I’ve been a fan of Terry Fisher‘s for some time now, even prior to reading Promises to Keep. Thinking about it, I guess it must have been around the time a friend pointed me towards Digital Music: Problems and Possibilities sometime in 2001, though I lost track until sometime in 2004, when Malc pointed me at Chapter 6 of Promises To Keep.
So it was with some eager anticipation that I followed up on Cory’s tip re a paper that Terry co-authored, on The Digital Learning Challenge: Obstacles to Educational Uses of Copyrighted Materials in the Digital Age. Thanks, Cory!. [While the link is to the abstract, it is possible to download the entire paper via the same link. Wouldn’t it be ironic if you couldn’t do that…]
A few quotes:
From the executive summary:
- We found that provisions of copyright law concerning the educational use of copyrighted material, as well as the business and institutional structures shaped by that law, are amongst the most important obstacles to realising the potential of digital technology in education.
From Part One: The Overview:
- Perhaps no area holds more potential for such transformation than education. Many diverse and exciting initiatives demonstrate how rich sources of digital information could enhance the transfer of knowledge. Yet at the same time, the change in education arguably has been less radical, especially in comparison to mundane endeavours such as selling a used bicycle …..There are many complex reasons for this slow pace of change, including lack of resources and resistance to new practices.
- Digital technology makes informative content easier to find, to access, to manipulate and remix, and to disseminate. All of these steps are central to teaching, scholarship, and study.

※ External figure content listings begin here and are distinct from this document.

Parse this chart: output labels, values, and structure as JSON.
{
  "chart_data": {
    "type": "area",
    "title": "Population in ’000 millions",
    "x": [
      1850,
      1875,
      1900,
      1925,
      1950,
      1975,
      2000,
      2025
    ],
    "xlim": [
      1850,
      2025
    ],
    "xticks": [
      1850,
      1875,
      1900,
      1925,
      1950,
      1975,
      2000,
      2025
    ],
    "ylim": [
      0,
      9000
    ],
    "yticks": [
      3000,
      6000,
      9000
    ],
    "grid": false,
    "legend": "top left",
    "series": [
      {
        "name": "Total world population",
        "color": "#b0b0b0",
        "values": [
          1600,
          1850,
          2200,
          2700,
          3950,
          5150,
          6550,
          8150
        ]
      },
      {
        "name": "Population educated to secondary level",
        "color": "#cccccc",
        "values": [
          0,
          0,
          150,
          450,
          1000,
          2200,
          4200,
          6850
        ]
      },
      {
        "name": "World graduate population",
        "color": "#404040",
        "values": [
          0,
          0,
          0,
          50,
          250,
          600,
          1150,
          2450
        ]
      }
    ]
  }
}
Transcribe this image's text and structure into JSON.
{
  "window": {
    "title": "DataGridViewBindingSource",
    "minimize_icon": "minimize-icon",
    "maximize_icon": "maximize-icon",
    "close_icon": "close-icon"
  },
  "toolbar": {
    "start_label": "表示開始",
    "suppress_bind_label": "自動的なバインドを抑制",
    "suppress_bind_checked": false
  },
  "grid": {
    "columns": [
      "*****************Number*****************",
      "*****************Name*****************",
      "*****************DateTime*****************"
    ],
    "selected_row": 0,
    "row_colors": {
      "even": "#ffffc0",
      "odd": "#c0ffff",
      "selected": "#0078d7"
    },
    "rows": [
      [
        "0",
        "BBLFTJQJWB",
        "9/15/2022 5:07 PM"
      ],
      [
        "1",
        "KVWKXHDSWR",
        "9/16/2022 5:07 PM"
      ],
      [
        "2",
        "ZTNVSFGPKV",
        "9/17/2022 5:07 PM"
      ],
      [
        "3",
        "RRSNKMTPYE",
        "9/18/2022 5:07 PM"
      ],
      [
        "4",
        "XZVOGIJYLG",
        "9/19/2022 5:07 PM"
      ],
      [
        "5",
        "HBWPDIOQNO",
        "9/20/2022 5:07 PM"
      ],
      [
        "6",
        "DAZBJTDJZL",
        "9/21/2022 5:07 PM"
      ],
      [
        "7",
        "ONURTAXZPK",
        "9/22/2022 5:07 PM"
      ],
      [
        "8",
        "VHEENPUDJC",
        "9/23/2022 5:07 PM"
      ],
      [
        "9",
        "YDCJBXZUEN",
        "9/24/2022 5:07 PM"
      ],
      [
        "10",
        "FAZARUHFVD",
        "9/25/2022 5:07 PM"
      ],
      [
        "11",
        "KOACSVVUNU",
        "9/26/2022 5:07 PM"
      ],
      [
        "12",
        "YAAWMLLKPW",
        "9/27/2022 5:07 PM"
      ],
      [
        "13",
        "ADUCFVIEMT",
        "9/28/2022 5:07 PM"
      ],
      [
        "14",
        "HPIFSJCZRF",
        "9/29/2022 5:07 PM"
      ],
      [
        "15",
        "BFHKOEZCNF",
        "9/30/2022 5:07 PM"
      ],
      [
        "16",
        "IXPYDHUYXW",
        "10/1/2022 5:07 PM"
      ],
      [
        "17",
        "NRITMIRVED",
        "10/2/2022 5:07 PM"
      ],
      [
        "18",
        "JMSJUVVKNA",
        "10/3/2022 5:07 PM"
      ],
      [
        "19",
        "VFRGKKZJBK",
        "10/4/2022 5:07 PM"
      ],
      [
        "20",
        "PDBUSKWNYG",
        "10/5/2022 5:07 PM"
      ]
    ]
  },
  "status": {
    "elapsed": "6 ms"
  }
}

If you are even vaguely interested in the use of digital technology in education, you should read the paper. It is rich in content and in context. And written by people who care.
A related subject. I wrote some time ago on DOPA and the issues it creates, and many people better versed than me on the subject have commented since. Now I’d always believed that the Numero Uno reason for DOPA, according to its proposers, was to reduce the risk of mature evildoers preying on young unsuspecting students.
Which is why I found a recent study, published by the Crimes Against Children Research Center, both comforting as well as disturbing. Comforting that sexual solicitation of minors by strangers via the web is down. Disturbing that the strangers concerned are using new and adapted techniques and concentrating on getting photos and videos uploaded by the children. Entitled Online Victimisation of Youth: Five Years Later, it is also well worth a read; you can find a copy of the report here.
This is primarily to let you read and digest at leisure, I will comment more fully once I have had the chance to do the same.
JP,
This has just come my way, via one of its co-authors, danah boyd: Discussion: MySpace and Deleting Online Predators Act (DOPA) . (You may know it already?)
Hi David, I had seen Danah’s original piece, not sure if this is an extension or a follow-up. Will take a look. Thanks a lot.